3. Will the Earth stop spinning if I say no? I was at my previous church for nineteen years. They watched me grow up and knew me long before I got Myasthenia Gravis at 24. For years, my mom and I were in charge of emceeing all the baby showers, bridal showers, birthday parties, and other special occasions. I created all the games myself. I didn’t use anything on the Internet; I would think up unique games for every party based on the celebrant’s personality. After I got sick, people still assumed I could do all these events. One day, when I got a phone call from a fellow member asking me to be in charge of games at an upcoming bridal shower, I politely told her no. But I gave her suggestions for games. Someone else handled the shower and the Earth didn’t stop spinning. People only knew my limitations after I told them.

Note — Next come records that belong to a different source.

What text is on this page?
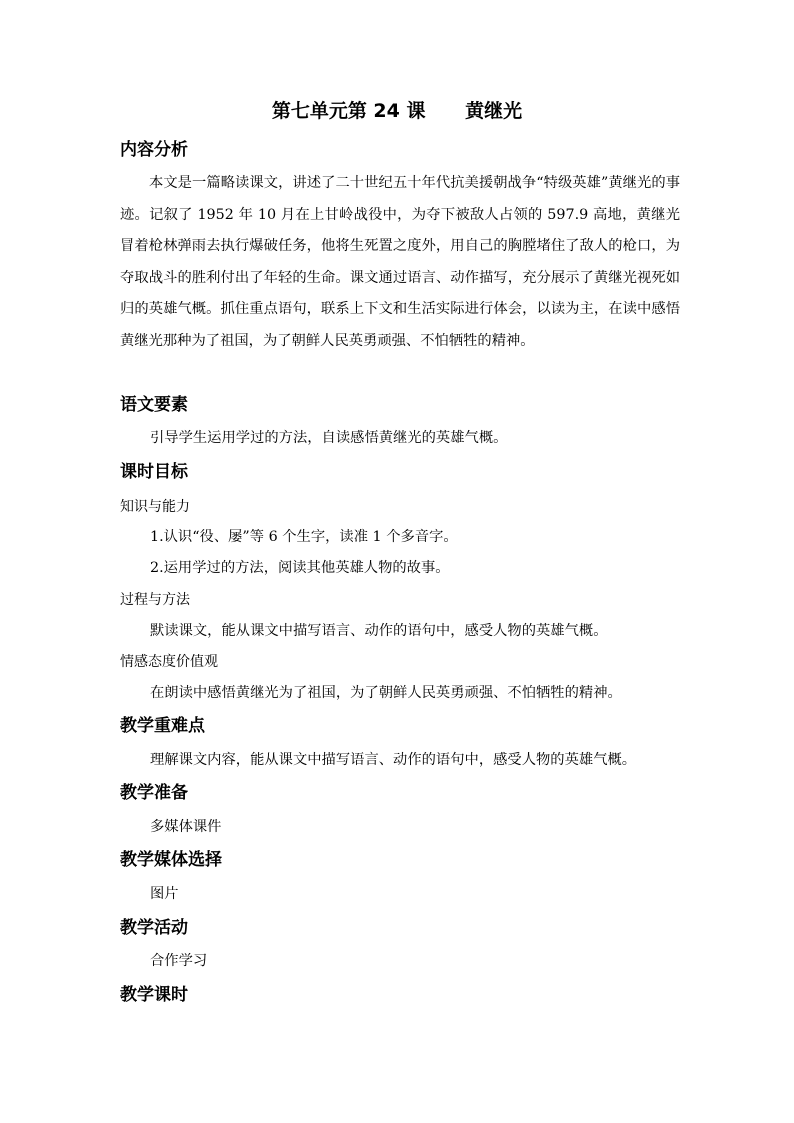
第七单元第 24 课      黄继光
内容分析
本文是一篇略读课文，讲述了二十世纪五十年代抗美援朝战争“特级英雄”黄继光的事迹。记叙了 1952 年 10 月在上甘岭战役中，为夺下被敌人占领的 597.9 高地，黄继光冒着枪林弹雨去执行爆破任务，他将生死置之度外，用自己的胸膛堵住了敌人的枪口，为夺取战斗的胜利付出了年轻的生命。课文通过语言、动作描写，充分展示了黄继光视死如归的英雄气概。抓住重点语句，联系上下文和生活实际进行体会，以读为主，在读中感悟黄继光那种为了祖国，为了朝鲜人民英勇顽强、不怕牺牲的精神。
语文要素
引导学生运用学过的方法，自读感悟黄继光的英雄气概。
课时目标
知识与能力
1.认识“役、屡”等 6 个生字，读准 1 个多音字。
2.运用学过的方法，阅读其他英雄人物的故事。
过程与方法
默读课文，能从课文中描写语言、动作的语句中，感受人物的英雄气概。
情感态度价值观
在朗读中感悟黄继光为了祖国，为了朝鲜人民英勇顽强、不怕牺牲的精神。
教学重难点
理解课文内容，能从课文中描写语言、动作的语句中，感受人物的英雄气概。
教学准备
多媒体课件
教学媒体选择
图片
教学活动
合作学习
教学课时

4. Can my body handle it? You know your body best. If you can’t go on that road trip, then you can’t. If you can’t stay up that late, then you can’t. However, if you can handle the event with accommodations, you should ask for those accommodations. If the host or person in charge can’t give you those accommodations, then you should decline. My Uncle Jun always does a great job of making me feel comfortable at events. When he hosts Christmas and other big occasions, for instance, he always lets me sleep in the spare bedroom because I need a nap.
5. Does this make me happy?
Sometimes, we pay for it when we say yes to things like having dinner with a friend. When I go to a New Kids on the Block concert, I’m bedridden for three days. But how can I say no to my 1989-self? Seeing New Kids is always ecstasy. And I imagine it will be again this summer when I see them with TLC and Nelly.